А может, это был его голос, может, это он пел, а она лежала, положив голову ему на колени, вытянув руки к его лицу, чтобы приблизить его к своему? Прошла ли одна спокойная ночь, или несколько, прежде чем она очутилась в просторном помещении, освещенном множеством свечей, где сидела, по-турецки скрестив ноги, в расшитом золотом облачении, окруженная всеми этими женщинами с угрюмыми лицами? Как долго они еще будут без устали наполнять ее стакан чаем, пока она сидит здесь с ними совсем одна? Но и Белькассим был здесь; он был грозен как туча. Она следила за ним: застывший как изваяние, медленно, точно во сне, он снимал украшения с шей трех жен, поворачиваясь, чтобы осторожно положить их ей на колени. Золотая парча под тяжестью металла тянула вниз. Она уставилась на сверкающие драгоценности, потом на жен, но те продолжали смотреть в пол, наотрез отказываясь поднимать глаза. Под балконом во дворе неотступно нарастал гул мужских голосов, качалась музыка, и все женщины вокруг нее пронзительно загорланили в ее честь. Но даже когда Белькассим сидел перед ней, застегивая драгоценности у нее на шее и на груди, она знала, что все женщины ненавидят ее и что он не сможет оградить ее от их ненависти.
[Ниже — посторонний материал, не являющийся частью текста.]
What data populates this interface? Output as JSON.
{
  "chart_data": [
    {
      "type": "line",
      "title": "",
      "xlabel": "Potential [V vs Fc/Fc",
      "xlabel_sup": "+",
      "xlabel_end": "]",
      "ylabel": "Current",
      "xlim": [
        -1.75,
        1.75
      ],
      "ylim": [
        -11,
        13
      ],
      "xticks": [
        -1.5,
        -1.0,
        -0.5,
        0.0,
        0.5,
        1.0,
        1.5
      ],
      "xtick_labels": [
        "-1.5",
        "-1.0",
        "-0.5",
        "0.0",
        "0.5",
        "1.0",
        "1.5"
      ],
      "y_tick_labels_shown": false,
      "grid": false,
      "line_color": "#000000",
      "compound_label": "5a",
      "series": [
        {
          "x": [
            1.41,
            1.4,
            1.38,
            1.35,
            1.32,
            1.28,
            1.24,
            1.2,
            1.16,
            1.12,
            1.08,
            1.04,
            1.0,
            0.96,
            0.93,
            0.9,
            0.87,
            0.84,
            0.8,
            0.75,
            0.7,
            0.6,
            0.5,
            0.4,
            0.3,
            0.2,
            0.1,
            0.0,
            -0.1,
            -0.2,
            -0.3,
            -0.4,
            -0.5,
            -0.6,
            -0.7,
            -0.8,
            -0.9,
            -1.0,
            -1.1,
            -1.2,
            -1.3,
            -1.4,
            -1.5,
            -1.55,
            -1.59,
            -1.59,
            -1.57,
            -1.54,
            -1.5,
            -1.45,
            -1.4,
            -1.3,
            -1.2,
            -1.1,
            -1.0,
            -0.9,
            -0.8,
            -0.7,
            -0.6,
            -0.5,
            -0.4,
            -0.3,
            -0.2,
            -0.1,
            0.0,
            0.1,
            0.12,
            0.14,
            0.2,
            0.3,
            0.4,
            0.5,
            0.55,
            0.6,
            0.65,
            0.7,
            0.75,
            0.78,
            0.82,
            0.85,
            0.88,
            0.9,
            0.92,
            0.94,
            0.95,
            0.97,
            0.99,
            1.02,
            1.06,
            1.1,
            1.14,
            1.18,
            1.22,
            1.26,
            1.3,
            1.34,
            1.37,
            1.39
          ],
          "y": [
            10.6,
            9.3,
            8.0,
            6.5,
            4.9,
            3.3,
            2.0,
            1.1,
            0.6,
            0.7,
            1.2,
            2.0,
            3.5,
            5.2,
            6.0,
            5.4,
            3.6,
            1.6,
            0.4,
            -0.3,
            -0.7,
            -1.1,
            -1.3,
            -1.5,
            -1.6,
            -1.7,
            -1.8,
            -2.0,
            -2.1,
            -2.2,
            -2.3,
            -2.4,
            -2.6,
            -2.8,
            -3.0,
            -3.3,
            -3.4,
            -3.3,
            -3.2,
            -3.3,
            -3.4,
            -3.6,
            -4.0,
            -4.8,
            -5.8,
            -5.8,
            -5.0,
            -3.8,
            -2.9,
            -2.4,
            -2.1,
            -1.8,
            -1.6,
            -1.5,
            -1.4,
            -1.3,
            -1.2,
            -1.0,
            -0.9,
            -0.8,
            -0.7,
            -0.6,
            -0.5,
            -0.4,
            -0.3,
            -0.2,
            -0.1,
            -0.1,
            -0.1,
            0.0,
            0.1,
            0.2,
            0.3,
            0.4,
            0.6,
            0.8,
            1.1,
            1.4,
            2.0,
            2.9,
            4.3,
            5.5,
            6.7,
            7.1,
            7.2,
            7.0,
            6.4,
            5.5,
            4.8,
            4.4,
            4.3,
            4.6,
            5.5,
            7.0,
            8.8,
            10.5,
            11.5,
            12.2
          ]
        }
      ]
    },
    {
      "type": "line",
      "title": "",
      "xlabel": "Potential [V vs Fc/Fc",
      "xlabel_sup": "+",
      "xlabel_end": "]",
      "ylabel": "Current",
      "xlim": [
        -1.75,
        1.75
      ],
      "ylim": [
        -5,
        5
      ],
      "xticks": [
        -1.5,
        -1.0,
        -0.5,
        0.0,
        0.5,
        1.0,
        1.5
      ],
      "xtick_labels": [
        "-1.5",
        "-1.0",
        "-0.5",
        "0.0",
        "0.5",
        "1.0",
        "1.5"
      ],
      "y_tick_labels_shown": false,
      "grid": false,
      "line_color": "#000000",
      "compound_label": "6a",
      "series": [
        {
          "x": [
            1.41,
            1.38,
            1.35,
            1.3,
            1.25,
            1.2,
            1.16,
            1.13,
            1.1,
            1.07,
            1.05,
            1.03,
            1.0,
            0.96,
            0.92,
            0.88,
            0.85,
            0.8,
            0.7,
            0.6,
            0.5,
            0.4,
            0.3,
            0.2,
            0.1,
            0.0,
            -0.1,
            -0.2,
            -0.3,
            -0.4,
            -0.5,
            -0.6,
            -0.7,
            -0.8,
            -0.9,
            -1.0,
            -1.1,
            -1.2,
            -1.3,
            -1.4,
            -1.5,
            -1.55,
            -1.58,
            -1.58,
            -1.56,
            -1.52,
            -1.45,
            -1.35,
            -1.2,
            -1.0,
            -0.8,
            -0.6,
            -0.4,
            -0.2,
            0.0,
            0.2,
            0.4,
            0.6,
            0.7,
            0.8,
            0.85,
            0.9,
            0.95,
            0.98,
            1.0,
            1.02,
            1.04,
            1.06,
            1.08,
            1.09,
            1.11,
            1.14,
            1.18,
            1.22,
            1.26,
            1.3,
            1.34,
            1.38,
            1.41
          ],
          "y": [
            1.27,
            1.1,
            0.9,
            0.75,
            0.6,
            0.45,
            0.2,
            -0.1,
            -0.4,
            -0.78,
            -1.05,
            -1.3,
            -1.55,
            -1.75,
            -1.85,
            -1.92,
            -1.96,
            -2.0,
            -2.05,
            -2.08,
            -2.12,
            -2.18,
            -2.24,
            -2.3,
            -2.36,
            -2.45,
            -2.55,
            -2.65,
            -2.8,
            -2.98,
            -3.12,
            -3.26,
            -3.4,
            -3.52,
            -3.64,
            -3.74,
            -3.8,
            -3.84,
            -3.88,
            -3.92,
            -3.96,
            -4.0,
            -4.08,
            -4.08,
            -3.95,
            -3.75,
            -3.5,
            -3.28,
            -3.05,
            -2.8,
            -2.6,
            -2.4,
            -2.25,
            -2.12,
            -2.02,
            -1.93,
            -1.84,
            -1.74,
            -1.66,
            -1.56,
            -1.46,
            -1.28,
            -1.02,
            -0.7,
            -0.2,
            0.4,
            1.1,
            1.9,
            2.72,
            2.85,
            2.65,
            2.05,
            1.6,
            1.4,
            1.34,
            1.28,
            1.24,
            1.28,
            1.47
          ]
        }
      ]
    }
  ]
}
Сегодня он наказал своих жен, взяв другую женщину и унизив их у нее на глазах, но остальные мрачные женские лица вокруг нее, даже высовывающиеся с балкона рабыни, начиная с этого момента будут ждать, чтобы упиться ее падением.
Когда Белькассим дал ей лепешку, она разрыдалась и поперхнулась, обрызгав его лицо крошками.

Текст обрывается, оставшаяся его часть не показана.